Well, it’s almost November, so winter must be around the corner – though I have to say that the temperatures today gave little indication of up upcoming change in weather.   The plants also haven’t quite sussed that things are changing.  I have a hemerocalis in bud, a few roses out and a clematis that refuses to give up, as well as a few geraniums in flower.   The goldfish too haven’t yet decided that it is time to drop to the bottom of the pool, they still come straight to the surface when you walk by the pond, in hope of some food.  The berries on my pyracantha are a wonderful bright red – who says autumn is a season that lacks interest ???

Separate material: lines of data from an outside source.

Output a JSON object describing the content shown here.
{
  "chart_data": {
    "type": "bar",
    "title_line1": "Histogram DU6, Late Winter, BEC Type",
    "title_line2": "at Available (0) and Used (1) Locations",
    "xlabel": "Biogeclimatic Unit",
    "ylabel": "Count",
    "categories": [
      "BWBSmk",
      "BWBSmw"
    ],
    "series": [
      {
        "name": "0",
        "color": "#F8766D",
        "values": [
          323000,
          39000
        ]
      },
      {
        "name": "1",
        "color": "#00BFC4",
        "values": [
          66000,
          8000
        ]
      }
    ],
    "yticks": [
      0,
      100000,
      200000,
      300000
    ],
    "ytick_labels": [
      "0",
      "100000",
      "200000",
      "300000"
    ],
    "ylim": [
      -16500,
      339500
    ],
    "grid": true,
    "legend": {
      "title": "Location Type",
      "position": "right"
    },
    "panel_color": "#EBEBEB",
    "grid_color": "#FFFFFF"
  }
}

The main job today was pressure washing the paths.  This is a job I hate doing as it is such a palaver to get everything ready, but when the job is done, the paths do look wonderful.  Once the pressure washer is out, it must be hooked up to both water and electricity and then I get changed into my protective clothing (waterproof trousers and boots) and then we can get going.  I have to admit that getting a water tap in the garage has made things a lot easier than when I had to lay out the hose from the back door.  The main reason for this pressure washing is safety over the winter.  We frequently make the journey between the house and the garage and I would have for anyone to slip and hurt themselves.  I tend to do the job again in spring to remove the effects of the winter and then sometimes  I do it again a couple of weeks before the garden opening in June if I feel that the paths are looking a little scruffy.

The biggest problem with this job is finding the right day to do it.  It has to be at a weekend and it has to be a dry day (electricty and rain are not the best companions, in my opinion) – a combination which is exceedingly hard to find at this time of year.  The forecasters told us that today was the day – tomorrow is going to be very wet :(.  I was meant to be at a dog show, but I have quarantined myself for this weekend.  The dogs have had a sickness bug and the last thing I was to do is pass it on to anyone else.  So, luckily I was free today and able to get on with the job.

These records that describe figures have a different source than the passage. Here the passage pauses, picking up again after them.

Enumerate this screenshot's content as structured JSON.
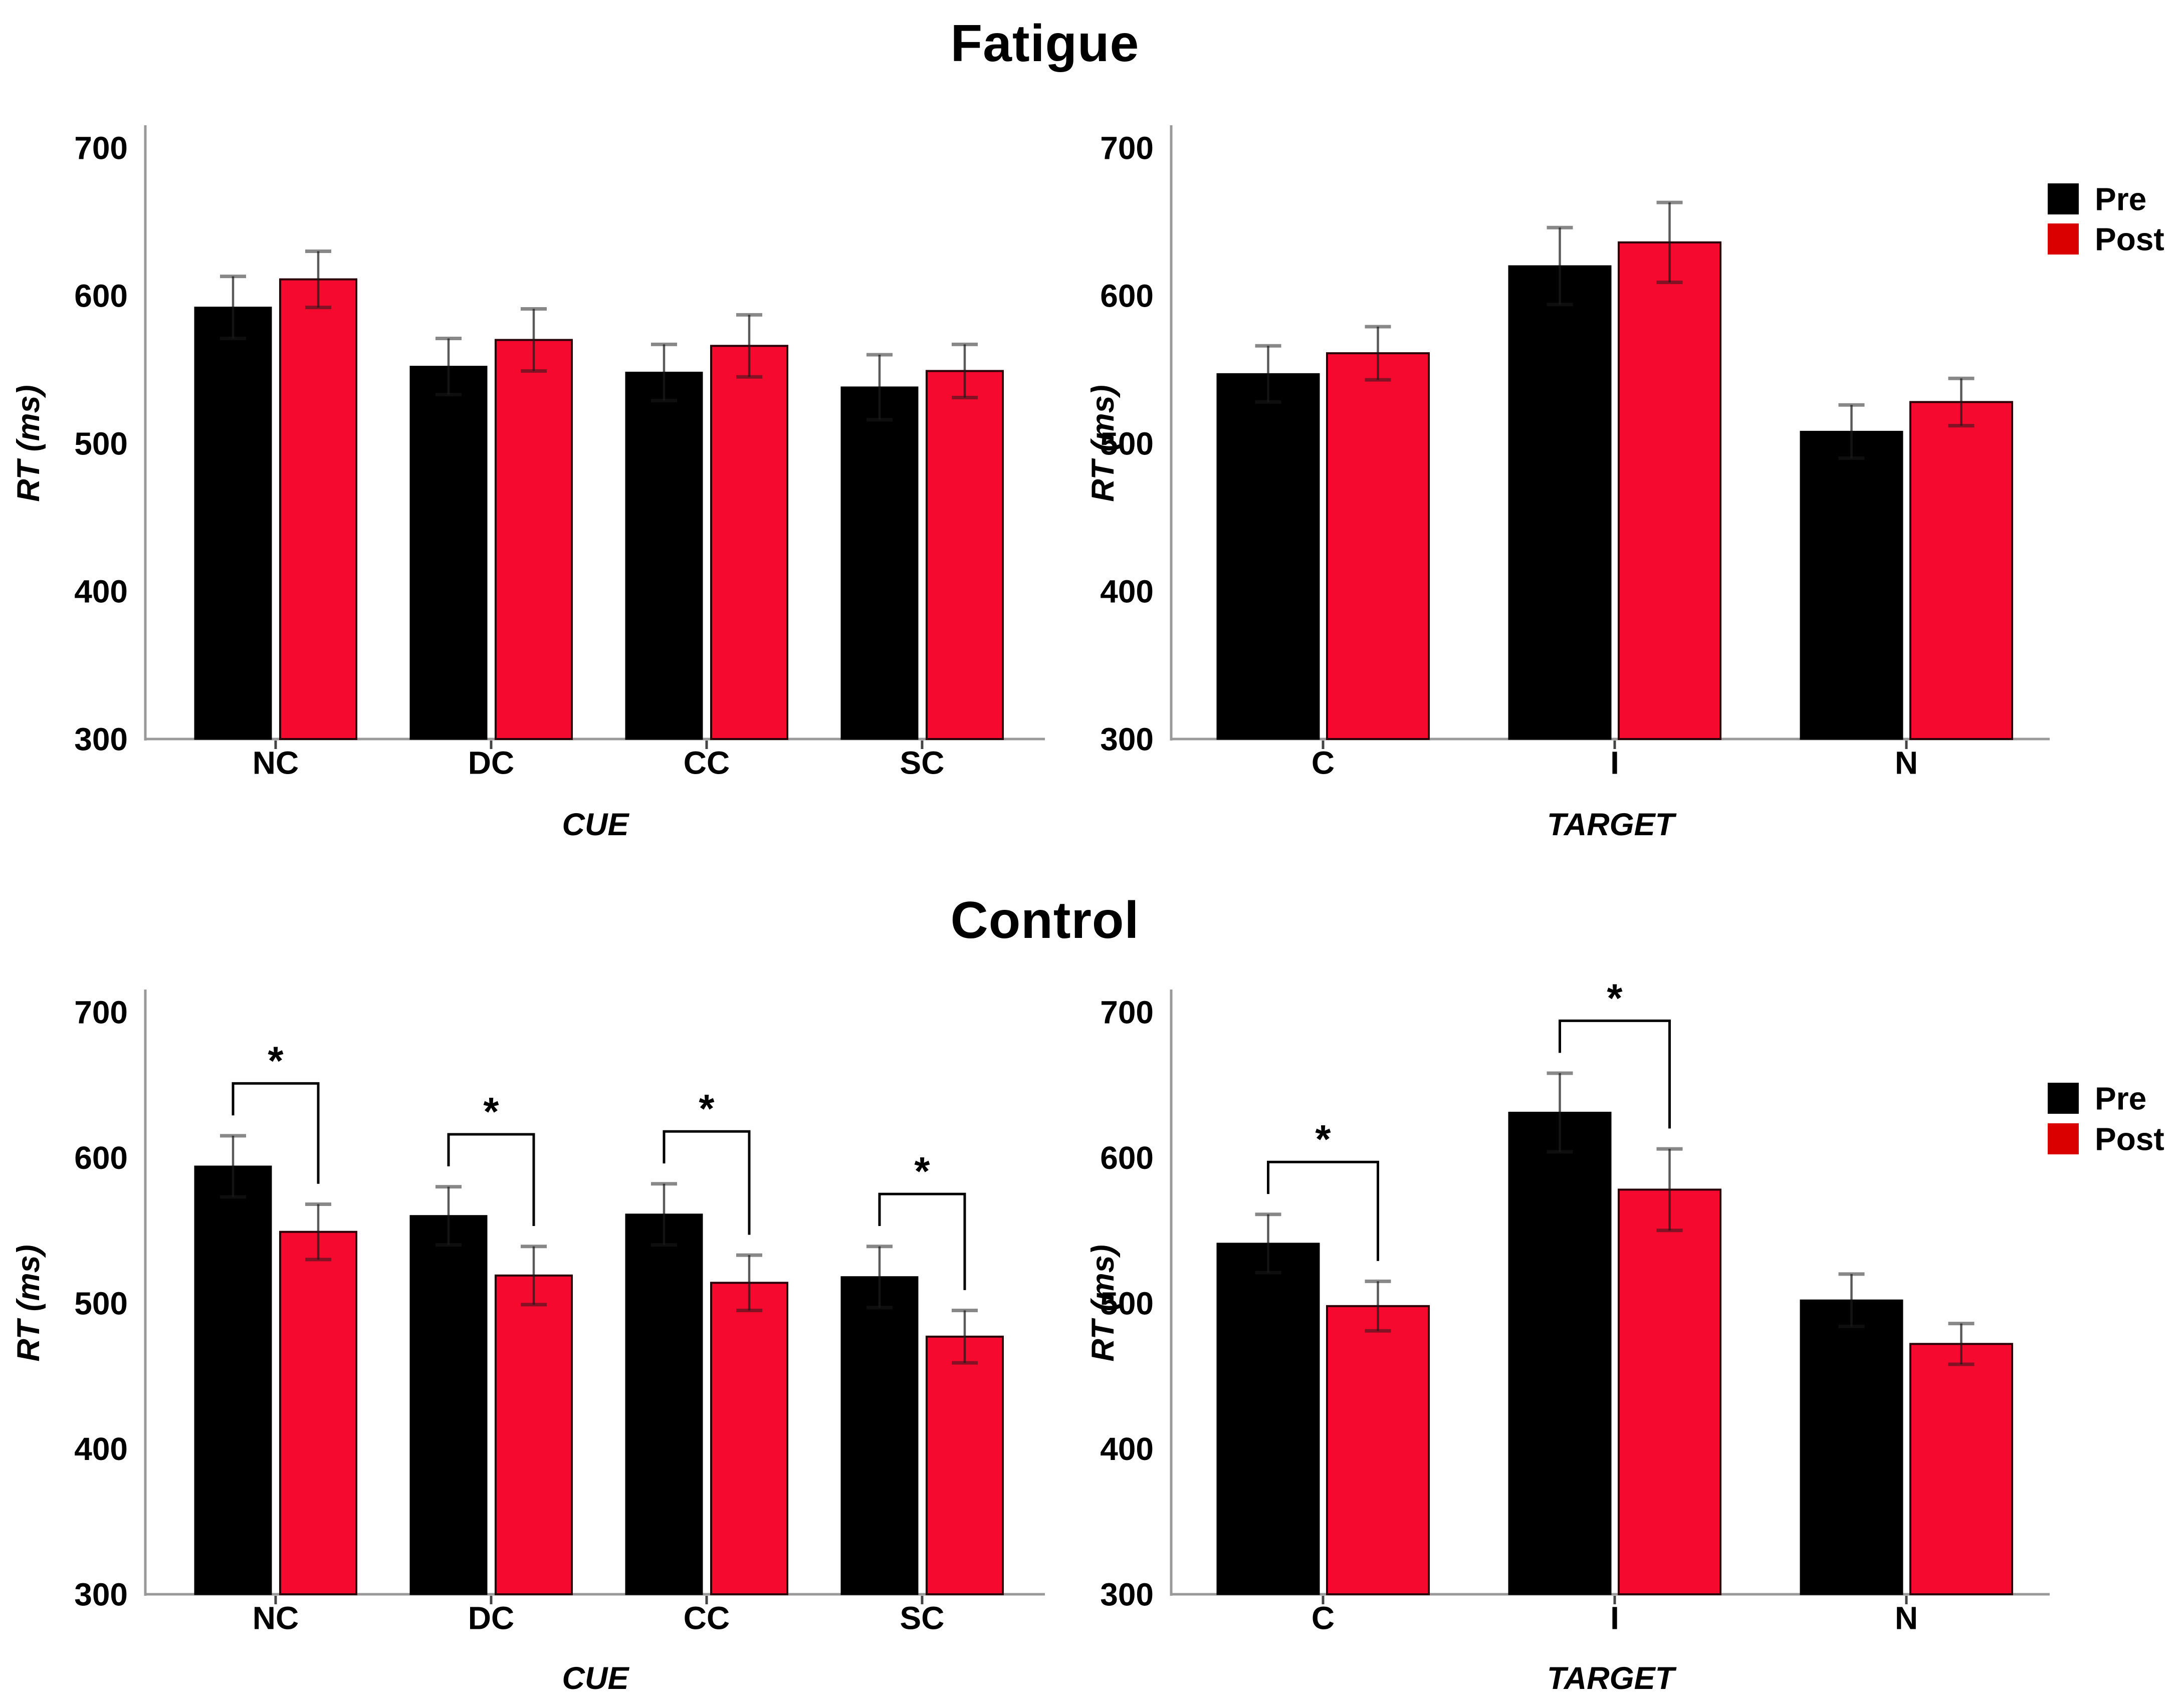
{
  "figure": {
    "section_titles": {
      "top": "Fatigue",
      "bottom": "Control"
    }
  },
  "legend": {
    "items": [
      {
        "label": "Pre",
        "color": "#000000"
      },
      {
        "label": "Post",
        "color": "#DB0000"
      }
    ]
  },
  "colors": {
    "pre_bar": "#000000",
    "post_bar": "#F5092F",
    "post_bar_outline": "#2A0008",
    "axis": "#999999",
    "error_bar": "#1A1A1A",
    "significance": "#000000",
    "text": "#000000"
  },
  "chart_data": [
    {
      "id": "fatigue-cue",
      "section": "Fatigue",
      "type": "bar",
      "title": "Fatigue",
      "xlabel": "CUE",
      "ylabel": "RT  (ms)",
      "ylim": [
        300,
        700
      ],
      "yticks": [
        300,
        400,
        500,
        600,
        700
      ],
      "grid": false,
      "legend_position": "right-of-target-chart",
      "categories": [
        "NC",
        "DC",
        "CC",
        "SC"
      ],
      "series": [
        {
          "name": "Pre",
          "values": [
            592,
            552,
            548,
            538
          ],
          "errors": [
            21,
            19,
            19,
            22
          ]
        },
        {
          "name": "Post",
          "values": [
            611,
            570,
            566,
            549
          ],
          "errors": [
            19,
            21,
            21,
            18
          ]
        }
      ],
      "significant_pairs": [],
      "significance_marker": "*"
    },
    {
      "id": "fatigue-target",
      "section": "Fatigue",
      "type": "bar",
      "title": "Fatigue",
      "xlabel": "TARGET",
      "ylabel": "RT  (ms)",
      "ylim": [
        300,
        700
      ],
      "yticks": [
        300,
        400,
        500,
        600,
        700
      ],
      "grid": false,
      "categories": [
        "C",
        "I",
        "N"
      ],
      "series": [
        {
          "name": "Pre",
          "values": [
            547,
            620,
            508
          ],
          "errors": [
            19,
            26,
            18
          ]
        },
        {
          "name": "Post",
          "values": [
            561,
            636,
            528
          ],
          "errors": [
            18,
            27,
            16
          ]
        }
      ],
      "significant_pairs": [],
      "significance_marker": "*"
    },
    {
      "id": "control-cue",
      "section": "Control",
      "type": "bar",
      "title": "Control",
      "xlabel": "CUE",
      "ylabel": "RT  (ms)",
      "ylim": [
        300,
        700
      ],
      "yticks": [
        300,
        400,
        500,
        600,
        700
      ],
      "grid": false,
      "categories": [
        "NC",
        "DC",
        "CC",
        "SC"
      ],
      "series": [
        {
          "name": "Pre",
          "values": [
            594,
            560,
            561,
            518
          ],
          "errors": [
            21,
            20,
            21,
            21
          ]
        },
        {
          "name": "Post",
          "values": [
            549,
            519,
            514,
            477
          ],
          "errors": [
            19,
            20,
            19,
            18
          ]
        }
      ],
      "significant_pairs": [
        0,
        1,
        2,
        3
      ],
      "significance_marker": "*"
    },
    {
      "id": "control-target",
      "section": "Control",
      "type": "bar",
      "title": "Control",
      "xlabel": "TARGET",
      "ylabel": "RT  (ms)",
      "ylim": [
        300,
        700
      ],
      "yticks": [
        300,
        400,
        500,
        600,
        700
      ],
      "grid": false,
      "categories": [
        "C",
        "I",
        "N"
      ],
      "series": [
        {
          "name": "Pre",
          "values": [
            541,
            631,
            502
          ],
          "errors": [
            20,
            27,
            18
          ]
        },
        {
          "name": "Post",
          "values": [
            498,
            578,
            472
          ],
          "errors": [
            17,
            28,
            14
          ]
        }
      ],
      "significant_pairs": [
        0,
        1
      ],
      "significance_marker": "*"
    }
  ]
}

The area by the pond is paved with a modern grey stone, which looks a little better when it has been cleaned, but it is the “long walk” which looks best after the procedure.  It is made from York stone and really does suffer from algal growth.  There is an immense sense of satisfaction as the path reveals its true colour from under its dark green covering.  It is also wonderful to see how much the lichen like the York stone.  None grow by the pond, but colonies are becoming very established on the York and add a great deal of character to a simple walk to the garage and back – if you look down and the path is clean enough to reveal them in all their glory.

So now our main paths are ready for the winter.  Now all I have to do is finish clearing and then get on with some planting.  I have cyclamen, daffodils and tulips waiting to go into the ground as well as a lovely young Carpenteria Californica that I was given, but that will have to wait to be planted until its fleecy jacket arrives to protect it from the worst of the winter weather.